Elmer Sukanen’s explanations of his uncle’s reasons changed over the years. He told one writer that Tom Sukanen had promised his mother he would be a success in America and that one day he would build a ship and return to Finland to get her.
Some speculate that Sukanen, like so many immigrants, simply wanted to come home in heroic style, proving that he had made it in the New World. But to many people, this dust-covered, flatland Sisyphus had given himself such an impossible task that there can be only one reason for this extraordinary folly — an exquisite madness.
Dad passed away in 2010. I never did ask him if he thought Sukanen was crazy. In those days, in a world half mad with poverty and starvation and gloom, there was a fine line between sanity and the dark side. Besides, Dad often said you had to be crazy to farm in Saskatchewan, anyway.
In the end, it doesn’t matter whether Sukanen was crazy or not. People view his stubbornness, his undisputed ability, and his independence with pride.
For Western Canadians in particular, Sukanen’s ship is a totem of sorts, a symbol of the strength, resilience, work ethic, and, sometimes, madness it took to survive and prosper in this often harsh landscape. To others, there was romance in Sukanen’s outlandish dream.
To Finns, the story of Sukanen is simply the embodiment of their national spirit — in a word: sisu. There is no English equivalent, but it speaks of a tenacious inner strength — guts, will, and perseverance, more than fleeting courage — which sustains Finns as they pursue a heartfelt goal in the face of overwhelming adversity. That’s why Chrystene Ells chose the word as the title of her film about Sukanen.
“What is defeat?” she asks. “Defeat is not failure; it’s when you don’t follow your heart. Sukanen followed his heart.”

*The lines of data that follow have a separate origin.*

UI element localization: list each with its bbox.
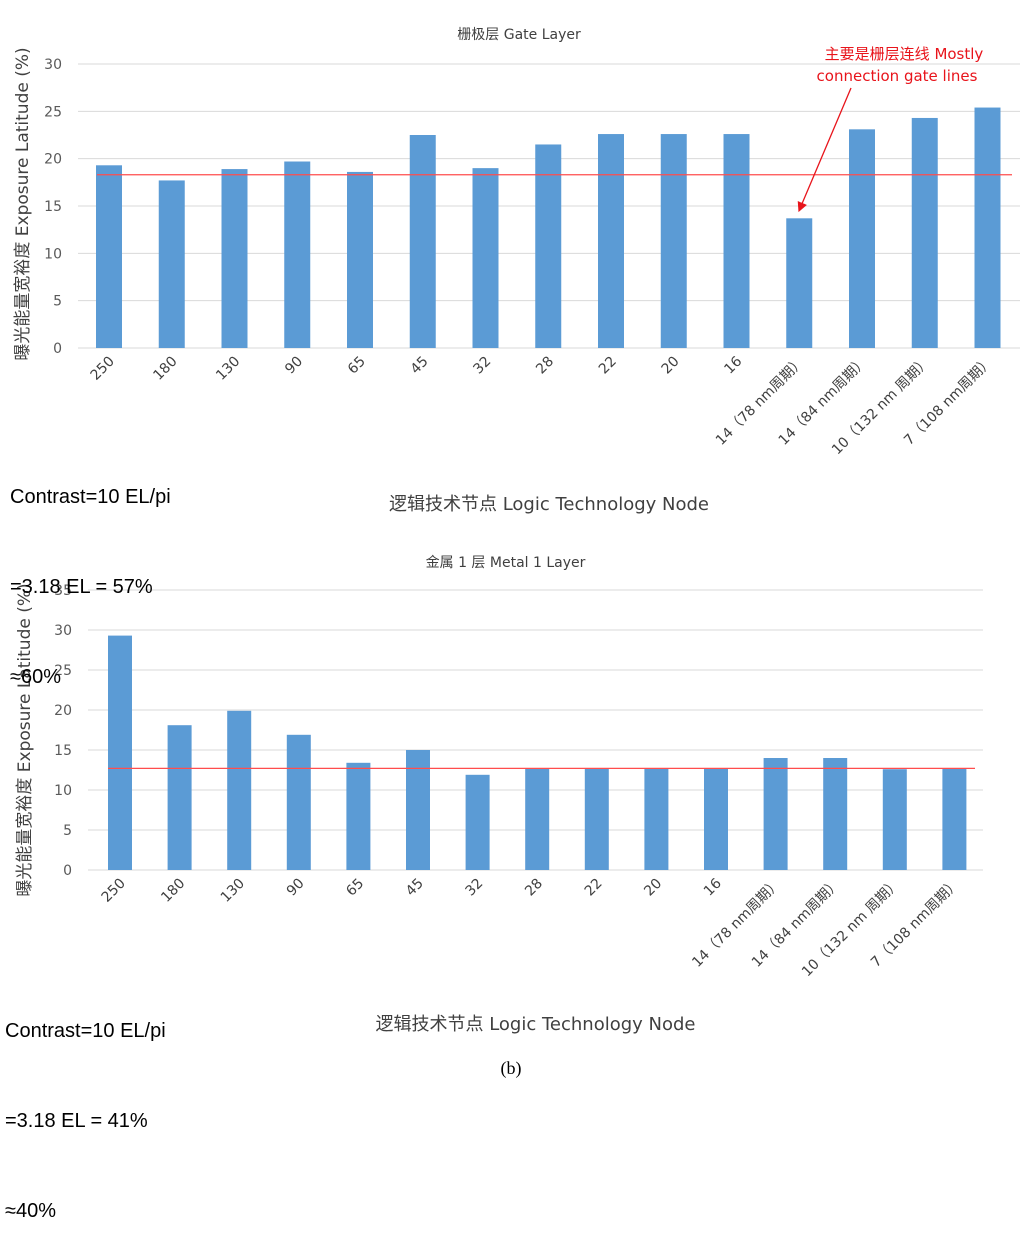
y-tick-label: 15 <box>54 743 72 759</box>
y-axis-label: 曝光能量宽裕度 Exposure Latitude (%) <box>13 47 33 360</box>
y-tick-label: 35 <box>54 583 72 599</box>
y-tick-label: 5 <box>53 294 62 310</box>
bar <box>96 165 122 348</box>
bar <box>158 180 185 348</box>
bar <box>465 774 490 870</box>
x-tick-label: 16 <box>721 353 745 377</box>
bar <box>525 768 550 870</box>
x-tick-label: 130 <box>218 876 248 906</box>
bar <box>974 107 1001 349</box>
bar <box>786 218 813 348</box>
x-tick-label: 20 <box>659 354 683 378</box>
y-axis-label: 曝光能量宽裕度 Exposure Latitude (%) <box>15 583 35 896</box>
y-tick-label: 20 <box>54 703 72 719</box>
figure-caption: (b) <box>500 1058 522 1078</box>
y-tick-label: 30 <box>54 623 72 639</box>
bar <box>584 768 609 870</box>
bar <box>660 134 687 348</box>
bar <box>823 758 848 870</box>
bar <box>723 134 750 348</box>
y-tick-label: 0 <box>63 863 72 879</box>
metal1-note-line: Contrast=10 EL/pi <box>5 1020 166 1042</box>
y-tick-label: 25 <box>44 104 62 120</box>
bar <box>644 768 669 870</box>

Dad would have agreed with that. He had great respect for people like Sukanen, who travelled to the beat of their own drum. As another of his prairie heroes, Tommy Douglas, once said, “Dream no small dreams.”
Perhaps this is why Sukanen continues to fascinate people some seven decades later, why his story earns pride of place among pioneers — those stoic, skilled, resolute men and women who sailed here first, dreamed crazy dreams, and made everything possible.